Dans l’hypothèse où il fait droit à la demande de reprise contractuelle annule
donc la décision de résiliation.
Ces arrêts qui
concernent le recours de plein contentieux des parties, sont un aboutissement
et non une rupture par rapport à la jurisprudence antérieure. Désormais, la
liberté de décision et d’appréciation est laissée au juge.
Le juge
administratif est aussi, un juge de la concurrence. l’article L.551-1 du code
de justice administrative, dispose que le juge administratif peut être saisi en
cas de manquement aux obligations de publicité et de mise en concurrence
auxquelles est soumise la passation des marchés publics et de délégations de
service public. Le juge administratif a
donc pour compétence pour apprécier la légalité d’un acte contractuel au regard
des règles de concurrence fixées par l’ordonnance du 1er
Decembre1986 : CE 03novembre 1997 Sté
million et Marais ; cet arrêt a été présenté comme scellant la réconciliation
du droit de la concurrence et du droit administratif.

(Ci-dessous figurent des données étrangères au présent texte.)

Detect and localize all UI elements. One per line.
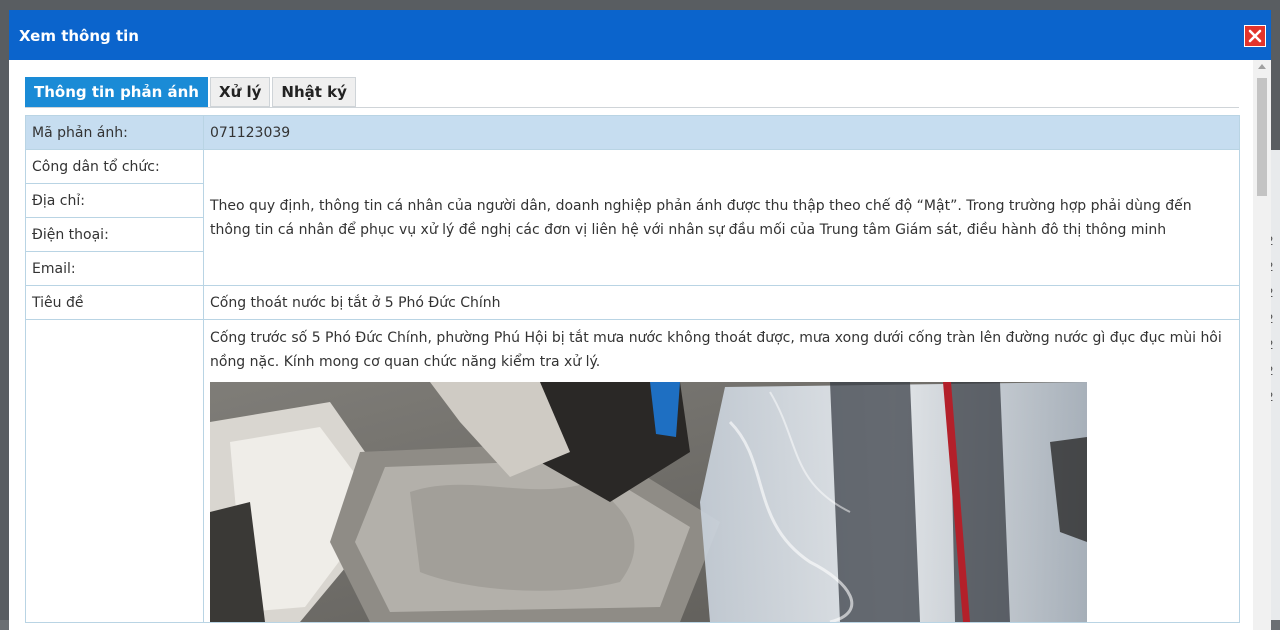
- code-label: Mã phản ánh:: [26, 116, 204, 150]
- dialog-content: Thông tin phản ánh Xử lý Nhật ký Mã phản…: [9, 60, 1271, 630]
- dialog-scrollbar[interactable]: [1253, 60, 1271, 630]
- tab-report-info[interactable]: Thông tin phản ánh: [25, 77, 208, 107]
- close-icon: [1248, 29, 1262, 43]
- description-label-cell: [26, 320, 204, 623]
- phone-label: Điện thoại:: [26, 218, 204, 252]
- privacy-note: Theo quy định, thông tin cá nhân của ngư…: [204, 150, 1240, 286]
- tab-processing[interactable]: Xử lý: [210, 77, 270, 107]
- scroll-thumb[interactable]: [1257, 78, 1267, 196]
- scroll-up-arrow-icon[interactable]: [1258, 64, 1266, 69]
- report-info-table: Mã phản ánh: 071123039 Công dân tổ chức:…: [25, 115, 1240, 623]
- email-label: Email:: [26, 252, 204, 286]
- title-label: Tiêu đề: [26, 286, 204, 320]
- tab-log[interactable]: Nhật ký: [272, 77, 356, 107]
- table-row: Tiêu đề Cống thoát nước bị tắt ở 5 Phó Đ…: [26, 286, 1240, 320]
- table-row: Cống trước số 5 Phó Đức Chính, phường Ph…: [26, 320, 1240, 623]
- report-photo[interactable]: [210, 382, 1087, 622]
- code-value: 071123039: [204, 116, 1240, 150]
- dialog-titlebar: Xem thông tin: [9, 10, 1271, 60]
- dialog-title: Xem thông tin: [19, 27, 139, 45]
- table-row: Mã phản ánh: 071123039: [26, 116, 1240, 150]
- tab-divider: [25, 107, 1239, 108]
- close-button[interactable]: [1244, 25, 1266, 47]
- view-info-dialog: Xem thông tin Thông tin phản ánh Xử lý N…: [9, 10, 1271, 630]
- address-label: Địa chỉ:: [26, 184, 204, 218]
- title-value: Cống thoát nước bị tắt ở 5 Phó Đức Chính: [204, 286, 1240, 320]
- description-cell: Cống trước số 5 Phó Đức Chính, phường Ph…: [204, 320, 1240, 623]
- table-row: Công dân tổ chức: Theo quy định, thông t…: [26, 150, 1240, 184]
- tab-bar: Thông tin phản ánh Xử lý Nhật ký: [25, 77, 358, 107]
- report-photo-image: [210, 382, 1087, 622]
- description-text: Cống trước số 5 Phó Đức Chính, phường Ph…: [210, 326, 1233, 374]
- citizen-label: Công dân tổ chức:: [26, 150, 204, 184]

Le juge administratif est
désormais chargé de s’assurer que les
actes de dévolution de l’exécution du service public respectent non seulement
le principe de la liberté du commerce et de l’industrie, mais aussi les règles
posées par l’ordonnance de 1986. Il est aussi conduit à contrôler les règles de
concurrence en matière de concession des travaux : CE, 20 mai 1998 communauté des communes du Piémont-de-Barr.
Si le contentieux contractuel administratif,
pendant longtemps est resté le propre des parties, aujourd’hui il est ouvert
aux tiers.
II- L’IMMIXTION DES
TIERS DANS LE DIALOGUE DU JUGE ET DES PARTIES
Le contentieux
contractuel administratif, est resté pendant longtemps un dialogue
exclusivement entre le juge et les parties ; cependant aujourd’hui on
assiste à une infiltration des tiers dans ce dialogue entre juge et parties.

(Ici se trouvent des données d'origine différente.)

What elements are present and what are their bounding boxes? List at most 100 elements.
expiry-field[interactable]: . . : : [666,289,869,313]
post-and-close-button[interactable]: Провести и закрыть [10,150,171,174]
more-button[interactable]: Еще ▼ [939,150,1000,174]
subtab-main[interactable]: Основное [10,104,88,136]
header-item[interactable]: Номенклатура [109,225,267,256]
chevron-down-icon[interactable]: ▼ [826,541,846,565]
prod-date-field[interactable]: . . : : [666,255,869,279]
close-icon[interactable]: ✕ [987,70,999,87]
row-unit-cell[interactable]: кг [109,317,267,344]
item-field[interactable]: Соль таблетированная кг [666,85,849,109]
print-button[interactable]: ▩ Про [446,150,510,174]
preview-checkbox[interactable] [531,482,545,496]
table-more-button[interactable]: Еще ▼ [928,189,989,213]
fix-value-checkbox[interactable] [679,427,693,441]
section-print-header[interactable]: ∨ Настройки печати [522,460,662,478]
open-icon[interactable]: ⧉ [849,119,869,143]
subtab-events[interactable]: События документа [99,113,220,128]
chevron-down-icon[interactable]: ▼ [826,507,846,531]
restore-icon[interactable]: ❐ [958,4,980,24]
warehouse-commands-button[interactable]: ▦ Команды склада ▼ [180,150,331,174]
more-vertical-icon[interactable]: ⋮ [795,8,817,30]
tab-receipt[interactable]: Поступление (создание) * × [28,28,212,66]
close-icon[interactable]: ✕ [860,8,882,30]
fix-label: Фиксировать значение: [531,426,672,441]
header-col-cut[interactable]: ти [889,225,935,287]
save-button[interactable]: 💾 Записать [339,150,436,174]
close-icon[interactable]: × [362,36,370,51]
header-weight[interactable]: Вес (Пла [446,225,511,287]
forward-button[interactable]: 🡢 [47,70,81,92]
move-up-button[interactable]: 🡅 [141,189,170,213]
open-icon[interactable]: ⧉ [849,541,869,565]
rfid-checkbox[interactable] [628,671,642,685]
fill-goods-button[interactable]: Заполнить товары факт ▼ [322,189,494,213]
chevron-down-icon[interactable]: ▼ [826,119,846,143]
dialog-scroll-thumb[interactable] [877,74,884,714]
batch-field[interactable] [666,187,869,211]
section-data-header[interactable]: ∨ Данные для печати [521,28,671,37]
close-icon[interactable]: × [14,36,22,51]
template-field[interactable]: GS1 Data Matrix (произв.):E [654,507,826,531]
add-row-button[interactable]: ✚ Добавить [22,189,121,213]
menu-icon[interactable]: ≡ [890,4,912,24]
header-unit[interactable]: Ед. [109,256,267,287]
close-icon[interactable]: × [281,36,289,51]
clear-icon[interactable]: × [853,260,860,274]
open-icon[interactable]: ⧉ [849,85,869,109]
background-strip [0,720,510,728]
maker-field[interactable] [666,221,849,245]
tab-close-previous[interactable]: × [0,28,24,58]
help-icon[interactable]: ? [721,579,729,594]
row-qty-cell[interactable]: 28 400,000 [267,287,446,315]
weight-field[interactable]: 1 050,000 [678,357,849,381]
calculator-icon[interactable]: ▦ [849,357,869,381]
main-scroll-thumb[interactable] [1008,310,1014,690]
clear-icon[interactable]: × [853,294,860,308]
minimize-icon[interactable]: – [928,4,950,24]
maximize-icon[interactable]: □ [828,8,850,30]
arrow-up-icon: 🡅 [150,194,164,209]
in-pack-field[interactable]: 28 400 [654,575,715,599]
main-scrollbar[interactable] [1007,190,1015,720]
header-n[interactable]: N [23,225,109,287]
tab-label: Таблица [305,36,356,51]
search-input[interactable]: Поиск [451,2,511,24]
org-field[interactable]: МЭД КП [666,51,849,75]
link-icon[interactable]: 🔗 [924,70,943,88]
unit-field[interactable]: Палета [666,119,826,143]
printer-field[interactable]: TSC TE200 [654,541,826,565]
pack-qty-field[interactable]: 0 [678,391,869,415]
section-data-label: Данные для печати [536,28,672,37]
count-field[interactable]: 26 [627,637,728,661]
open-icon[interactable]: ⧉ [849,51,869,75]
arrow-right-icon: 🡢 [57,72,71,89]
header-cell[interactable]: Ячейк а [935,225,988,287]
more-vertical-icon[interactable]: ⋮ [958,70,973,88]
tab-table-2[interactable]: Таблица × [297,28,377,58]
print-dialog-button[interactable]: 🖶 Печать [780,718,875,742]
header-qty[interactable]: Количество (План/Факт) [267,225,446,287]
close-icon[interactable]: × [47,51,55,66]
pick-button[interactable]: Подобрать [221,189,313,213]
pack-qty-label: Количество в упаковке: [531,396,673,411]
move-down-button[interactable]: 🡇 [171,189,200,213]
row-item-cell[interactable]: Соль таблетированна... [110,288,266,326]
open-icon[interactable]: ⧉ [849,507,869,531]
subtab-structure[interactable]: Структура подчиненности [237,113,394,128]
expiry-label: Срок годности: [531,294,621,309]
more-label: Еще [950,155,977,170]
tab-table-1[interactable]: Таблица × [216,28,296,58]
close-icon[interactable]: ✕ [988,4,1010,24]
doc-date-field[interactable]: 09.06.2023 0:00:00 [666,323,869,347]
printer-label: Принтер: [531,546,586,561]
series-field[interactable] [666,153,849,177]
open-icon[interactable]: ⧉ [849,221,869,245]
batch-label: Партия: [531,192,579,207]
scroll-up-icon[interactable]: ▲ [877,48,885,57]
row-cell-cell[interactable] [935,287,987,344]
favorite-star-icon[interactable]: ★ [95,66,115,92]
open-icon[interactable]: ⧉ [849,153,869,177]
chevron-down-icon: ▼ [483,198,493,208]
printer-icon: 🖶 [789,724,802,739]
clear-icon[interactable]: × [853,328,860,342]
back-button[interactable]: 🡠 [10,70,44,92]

Cette infiltration des tiers dans ce dialogue fut a priori limitée(A), mais
elle s’est progressivement élargie(B).
A- Une immixtion a priori strictement limitée.
Le contrat conçu
comme la loi des parties, suppose que les tiers ne puissent s’en prévaloir. Par
ailleurs via des évolutions jurisprudentielles, il est admis que les tiers
puissent saisir le juge administratif pour contester un contrat auquel ils ne
sont pas partis, mais ce droit dans un premier temps ne pouvait s’exercer
qu’avec des contours bien défini. Dans un premier temps les tiers ne pouvaient
saisir le juge qu’à l’appui d’un recours pour excès de pouvoir. Ce recours pour
excès de pouvoir reste interdit lorsqu’il est dirigé contre le contrat
lui-même : les conclusions afin
d’annulation dirigées contre les stipulations contractuelles qui n’ont pas un
caractère règlementaire sont irrecevables : CE 14 Mars 1997 compagnie d’aménagement des coteaux de Gascogne[7].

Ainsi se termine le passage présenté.